A procurement assistant exposed an inflated invoice scheme and was subsequently transferred to a remote site without internet access. The company later claimed it was part of “routine rotation.”
Impact:
- The whistleblower filed a complaint with MACC,
- The company was investigated and fined,
- ABMS certification was denied for “failure to uphold whistleblower protection”

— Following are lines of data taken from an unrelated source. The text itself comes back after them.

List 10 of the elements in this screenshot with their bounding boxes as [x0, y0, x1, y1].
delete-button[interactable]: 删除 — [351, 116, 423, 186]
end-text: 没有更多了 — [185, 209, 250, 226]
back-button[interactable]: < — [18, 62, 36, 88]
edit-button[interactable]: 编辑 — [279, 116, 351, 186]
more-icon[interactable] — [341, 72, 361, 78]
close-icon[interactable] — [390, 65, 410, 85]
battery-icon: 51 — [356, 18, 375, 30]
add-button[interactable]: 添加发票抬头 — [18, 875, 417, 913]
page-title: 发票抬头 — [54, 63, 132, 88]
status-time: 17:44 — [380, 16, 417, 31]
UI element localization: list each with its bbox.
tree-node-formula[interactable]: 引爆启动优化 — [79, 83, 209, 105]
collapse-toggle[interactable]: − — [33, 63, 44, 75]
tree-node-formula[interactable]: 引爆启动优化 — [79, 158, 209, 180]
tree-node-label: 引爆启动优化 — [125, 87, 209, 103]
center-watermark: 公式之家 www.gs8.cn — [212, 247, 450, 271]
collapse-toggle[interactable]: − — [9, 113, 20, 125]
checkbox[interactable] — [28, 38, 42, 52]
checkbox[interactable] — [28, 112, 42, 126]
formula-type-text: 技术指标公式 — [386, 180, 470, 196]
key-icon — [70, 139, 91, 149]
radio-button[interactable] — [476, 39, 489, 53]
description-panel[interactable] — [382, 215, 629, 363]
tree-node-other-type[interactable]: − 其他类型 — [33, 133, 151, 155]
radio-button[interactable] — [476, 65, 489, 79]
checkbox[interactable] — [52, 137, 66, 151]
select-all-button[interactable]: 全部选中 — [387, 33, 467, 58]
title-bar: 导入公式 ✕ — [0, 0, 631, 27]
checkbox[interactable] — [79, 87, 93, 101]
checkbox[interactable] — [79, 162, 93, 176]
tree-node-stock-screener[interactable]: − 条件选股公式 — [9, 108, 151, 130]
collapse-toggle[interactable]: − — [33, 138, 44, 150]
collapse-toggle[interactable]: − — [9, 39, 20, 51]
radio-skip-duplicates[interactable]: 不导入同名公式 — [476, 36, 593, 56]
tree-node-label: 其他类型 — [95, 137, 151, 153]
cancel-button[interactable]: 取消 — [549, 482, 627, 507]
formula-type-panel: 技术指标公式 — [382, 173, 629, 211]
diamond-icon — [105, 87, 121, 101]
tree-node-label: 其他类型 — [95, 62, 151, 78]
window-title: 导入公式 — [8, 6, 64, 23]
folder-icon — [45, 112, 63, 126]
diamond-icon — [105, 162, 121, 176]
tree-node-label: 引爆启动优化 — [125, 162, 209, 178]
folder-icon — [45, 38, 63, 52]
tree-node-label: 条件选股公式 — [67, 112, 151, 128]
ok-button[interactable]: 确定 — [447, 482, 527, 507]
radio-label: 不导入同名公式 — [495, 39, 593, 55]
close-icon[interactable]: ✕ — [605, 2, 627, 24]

9. Lack of Transparent Procurement
Case Study: “The ‘Preferred’ Vendor”
One supplier continued to win supply contracts despite higher pricing and poor delivery. A forensic procurement review later revealed that the vendor had been entertaining project staff with trips and gifts.
Impact:
- Vendor contract cancelled,
- Procurement team reshuffled,
- Company committed to e-tendering platform rollout
10. ABMS Introduced - But No Follow-Through
Case Study: “Certified but Corrupt”
A civil engineering firm achieved ISO 37001 (ABMS) certification but treated it as a checkbox exercise. No internal audits were performed, and training was skipped to “save time.” Bribery quietly continued under the surface.
Impact:
- Internal whistleblower triggered a surprise audit,
- Certification body withdrew ISO status,
- Client dropped the firm from shortlist for a major rail project
11. Effective Post-Certification Monitoring (Positive Example)
Case Study: “The Turnaround”
A Malaysian construction company faced multiple bribery allegations in the past. After serious reflection, it implemented ISO 37001, conducted quarterly audits, established an ethics hotline, and rotated procurement staff every 12 months.
Impact:
- Staff confidence and client trust increased,
- No bribery cases reported in 3 years,
- Successfully won government contracts due to enhanced reputation
E) WHAT THESE CASES TEACH US?
Each case reflects a broader principle:
- Without systems, corruption thrives,
- Without culture, systems fail,
- With both, trust and performance grow.
Implementing ABMS is a powerful step, but true transformation lies in consistency, integrity, and leadership accountability.
F) CONCLUSION
Corruption and bribery in the construction sector are deeply entrenched but not insurmountable. While external forces such as enforcement and regulation play a role, the real change must start from within through leadership, policies, culture, and systems. ABMS certification provides a powerful framework, but it is the continuous commitment to ethical behaviour and accountability that will define long-term success. In the end, integrity isn't just good ethics, it's good business.